The woman had the courage to reach out a hand to my mother, and my mother had the graciousness to accept it. These two women, both engulfed in sorrow, showed compassion such as I have rarely seen since. To this day, I am awed by the woman’s courage in apologizing to my mother and humbled by my mother’s unhesitating mercy in forgiving the unforgivable.
When the young man’s trial was taking place and people were encouraging my mother to fly to West Virginia to make sure the killer got what was coming to him, my mother’s heart remained the same. She said she would crawl to West Virginia if it would bring Gary back, but since it wouldn’t, she saw no reason to spend her energy making sure someone else suffered.
I don’t remember my mother ever lecturing me on the need to forgive others, even when we believe that what they’ve done is unforgivable.

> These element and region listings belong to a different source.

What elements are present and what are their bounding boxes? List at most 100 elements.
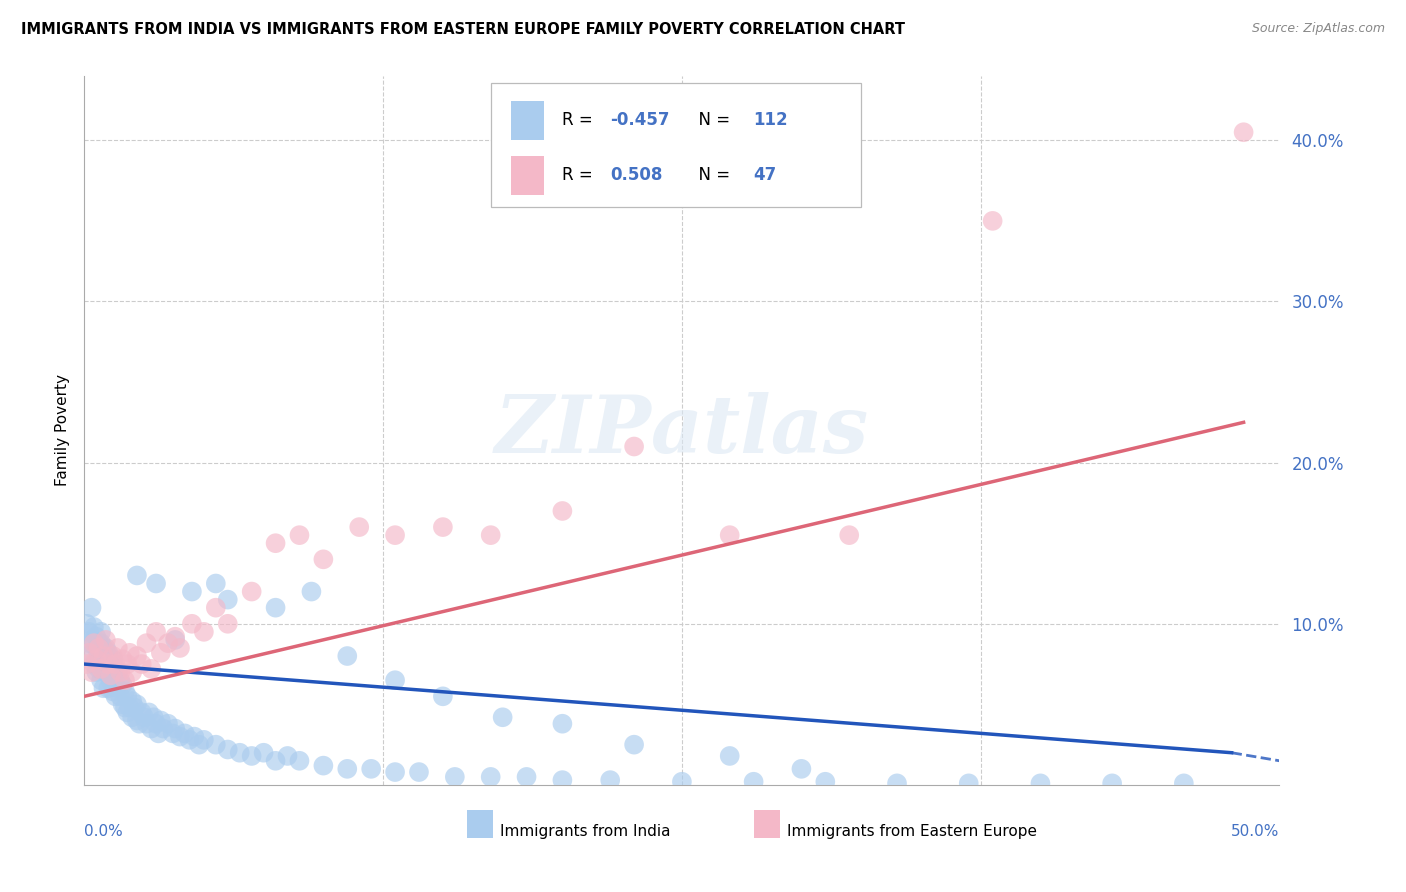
Point (94, 652, 117, 666)
Point (432, 520, 454, 534)
Point (183, 730, 205, 744)
Point (101, 684, 124, 698)
Point (671, 774, 693, 789)
Point (742, 774, 765, 789)
Bar (467, 810, 494, 838)
Point (838, 528, 860, 542)
Point (142, 710, 165, 724)
Point (107, 640, 129, 655)
Point (145, 716, 167, 731)
Point (264, 536, 287, 550)
Point (205, 600, 228, 615)
Point (121, 710, 143, 724)
Point (312, 552, 335, 566)
Point (886, 776, 908, 790)
Point (125, 698, 148, 712)
Text: 50.0%: 50.0% (1232, 824, 1279, 839)
Point (135, 716, 157, 731)
Point (118, 700, 141, 714)
Point (87, 662, 110, 676)
Point (80, 665, 103, 680)
Point (107, 665, 129, 680)
Text: ZIP​atlas: ZIP​atlas (495, 392, 869, 469)
Point (141, 662, 163, 676)
Point (623, 440, 645, 454)
Point (125, 648, 148, 663)
Point (90, 652, 112, 666)
Point (181, 616, 204, 631)
Point (121, 665, 143, 680)
Point (80, 600, 103, 615)
Point (384, 528, 406, 542)
Point (169, 730, 191, 744)
Point (83, 620, 105, 634)
Point (80, 632, 103, 647)
Point (981, 214, 1004, 228)
Point (162, 726, 184, 740)
Point (288, 754, 311, 768)
Point (217, 616, 239, 631)
Point (97, 681, 120, 696)
Point (240, 748, 263, 763)
Point (138, 706, 160, 720)
Point (718, 528, 741, 542)
Point (100, 668, 122, 682)
Point (94, 665, 117, 680)
Point (623, 738, 645, 752)
Point (193, 624, 215, 639)
Point (114, 673, 136, 688)
Point (90, 673, 112, 688)
Point (77, 636, 100, 650)
Text: IMMIGRANTS FROM INDIA VS IMMIGRANTS FROM EASTERN EUROPE FAMILY POVERTY CORRELATI: IMMIGRANTS FROM INDIA VS IMMIGRANTS FROM… (21, 22, 905, 37)
Point (117, 657, 139, 671)
Point (288, 528, 311, 542)
Point (193, 732, 215, 747)
Point (104, 690, 127, 704)
Point (117, 690, 139, 704)
Point (384, 765, 406, 780)
Text: 0.0%: 0.0% (84, 824, 124, 839)
Point (173, 726, 195, 740)
Point (718, 748, 741, 763)
Point (97, 662, 120, 676)
Point (1029, 776, 1052, 790)
Point (551, 716, 574, 731)
Point (94, 640, 117, 655)
Point (101, 652, 124, 666)
Point (97, 646, 120, 660)
Text: Source: ZipAtlas.com: Source: ZipAtlas.com (1251, 22, 1385, 36)
Point (814, 774, 837, 789)
Point (100, 673, 122, 688)
Point (77, 646, 100, 660)
Point (110, 665, 132, 680)
Point (87, 640, 110, 655)
Point (93, 648, 115, 663)
Point (165, 632, 187, 647)
Point (111, 698, 134, 712)
Text: R =: R = (562, 166, 603, 184)
Text: 112: 112 (754, 112, 789, 129)
Point (76, 616, 98, 631)
Point (104, 657, 127, 671)
Point (599, 773, 621, 788)
Point (492, 710, 515, 724)
Point (957, 776, 980, 790)
Point (111, 652, 134, 666)
Point (125, 714, 148, 728)
Point (87, 648, 110, 663)
Point (86, 630, 108, 644)
Text: Immigrants from Eastern Europe: Immigrants from Eastern Europe (787, 824, 1038, 839)
Point (264, 600, 287, 615)
Point (384, 673, 406, 688)
Point (157, 636, 180, 650)
Point (125, 568, 148, 582)
Point (301, 584, 323, 599)
Text: Immigrants from India: Immigrants from India (501, 824, 671, 839)
Point (87, 636, 110, 650)
Point (80, 646, 103, 660)
Point (188, 738, 211, 752)
Point (205, 738, 228, 752)
Point (181, 584, 204, 599)
Point (253, 746, 276, 760)
Point (551, 504, 574, 518)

Instead, in a way no words could have, she showed me the need for – and the power of – forgiveness by demonstrating this truth.
I am now a grown woman with grown children of my own. With each passing year, I am more aware of the incredible lesson of forgiveness I witnessed that night. Whenever I hear someone recite a talk of why something that someone has done to them is unforgivable, I remember.
My mother is seventy-five years old. She has fourteen grandchildren and eighteen great-grandchildren. I’m sure, if asked, she would say she has never accomplished anything great in her life, never done anything particularly special. But I would disagree. Although my mother received no awards and no newspaper headlines for what she did, she is a hero nonetheless. And I wonder if it is not these extraordinary acts of forgiveness and kindness by ordinary people that change the world for the better for the rest of us. I know it did for me.